Wie sticken dein Leben verändern kann

Zugegeben die Überschrift klingt etwas hochgegriffen! Natürlich zu verstehen mit einem kleinen Augenzwinkern :-), aber probiere es doch mal aus und entscheide selbst!

  1. Sticken ist eine manuelle Tätigkeit, die jedoch gleichzeitig auch deinen Verstand fordert, deine Konzentrationsfähigkeit und Aufmerksamkeitsspanne fördert, die durch Medienkonsum und soziale Netzwerke bei uns immer weiter schrumpft.
  2. Vor allem gleichförmige Stickarbeiten können deine Nerven wunderbar beruhigen. Sehr empfehlenswert ist beispielsweise der Kreuzstich. Er funktioniert immer gleich und wenn das Muster nicht zu komplex ist, läuft er fast von alleine.
  3. Sticken entspannt nicht nur dich selbst, sondern auch dein Umfeld.

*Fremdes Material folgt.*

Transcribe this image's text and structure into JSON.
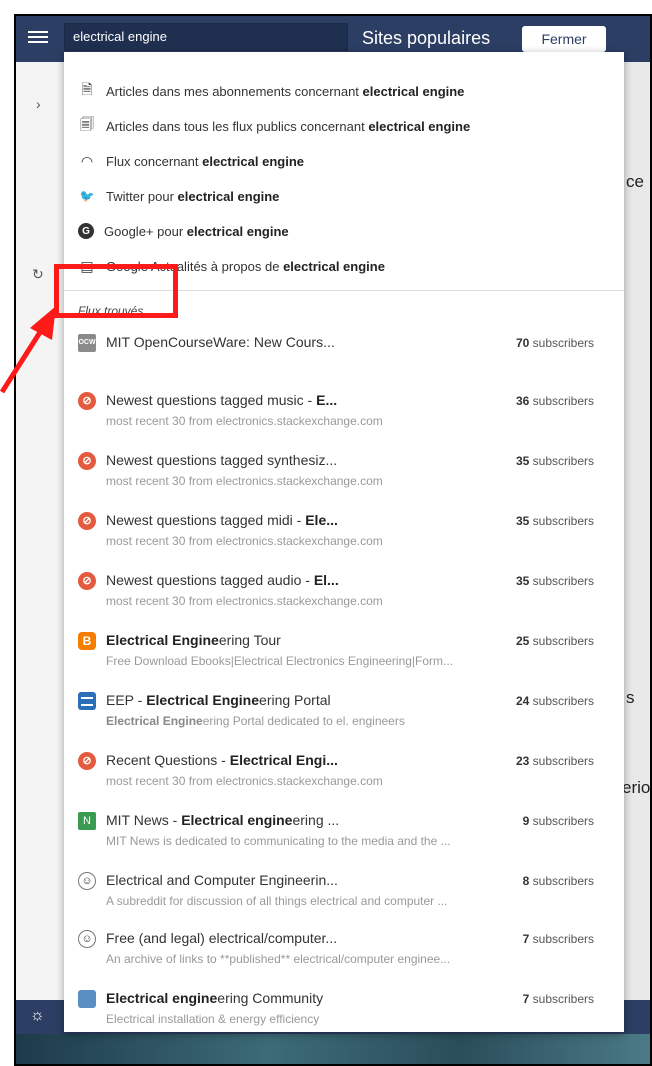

Es gibt Studien, die zeigen, dass Hebammen, die, indem sie einfach nur während der Eröffnungsphase einer Geburt anwesend sind, aber dabei eine manuelle gleichförmige Handarbeit verrichten, durch ihren verlangsamten Puls auch die werdende Mutter beruhigen.
  4. Sticken ist eine aktive Tätigkeit, denn du wirst nicht einfach berieselt wie beim Medienkonsum. Trotzdem kannst du entspannt und in Ruhe an deinem Lieblingsort wie dem gemütlichen Sessel oder Sofa sitzen und relaxen. Etwas, was wir in unserer schnelllebigen Zeit viel zu selten tun!
  5. Sticken regt deine Fantasie an! Besonders wenn du selbst Farben auswählst, kombinierst und Muster entwirfst. Ähnlich wie beim Malen. Wir haben jedoch täglich nur ein begrenztes Potenzial an Entscheidungen, die unser Gehirn treffen kann, ohne in Stress zu geraten. Deshalb sind Stickkits die Lösung, wenn du dich von den mehr als 500 Farbtönen erschlagen fühlst und nicht entscheiden kannst, welchen du kaufen sollst.
  6. Sticken verschafft dir kreative Zeit und somit eine Auszeit vom Stress. Das wirkt sich positiv auf deine Gesundheit aus.
  7. Sticken ist gleichermaßen für introvertierte Personen und extrovertierte Personen geeignet: du kannst alleine oder in netter Runde mit Freund*innen sticken und deine Energieakkus wieder aufladen. Kontaktiere mich gerne, wenn du ein Stickevent planst.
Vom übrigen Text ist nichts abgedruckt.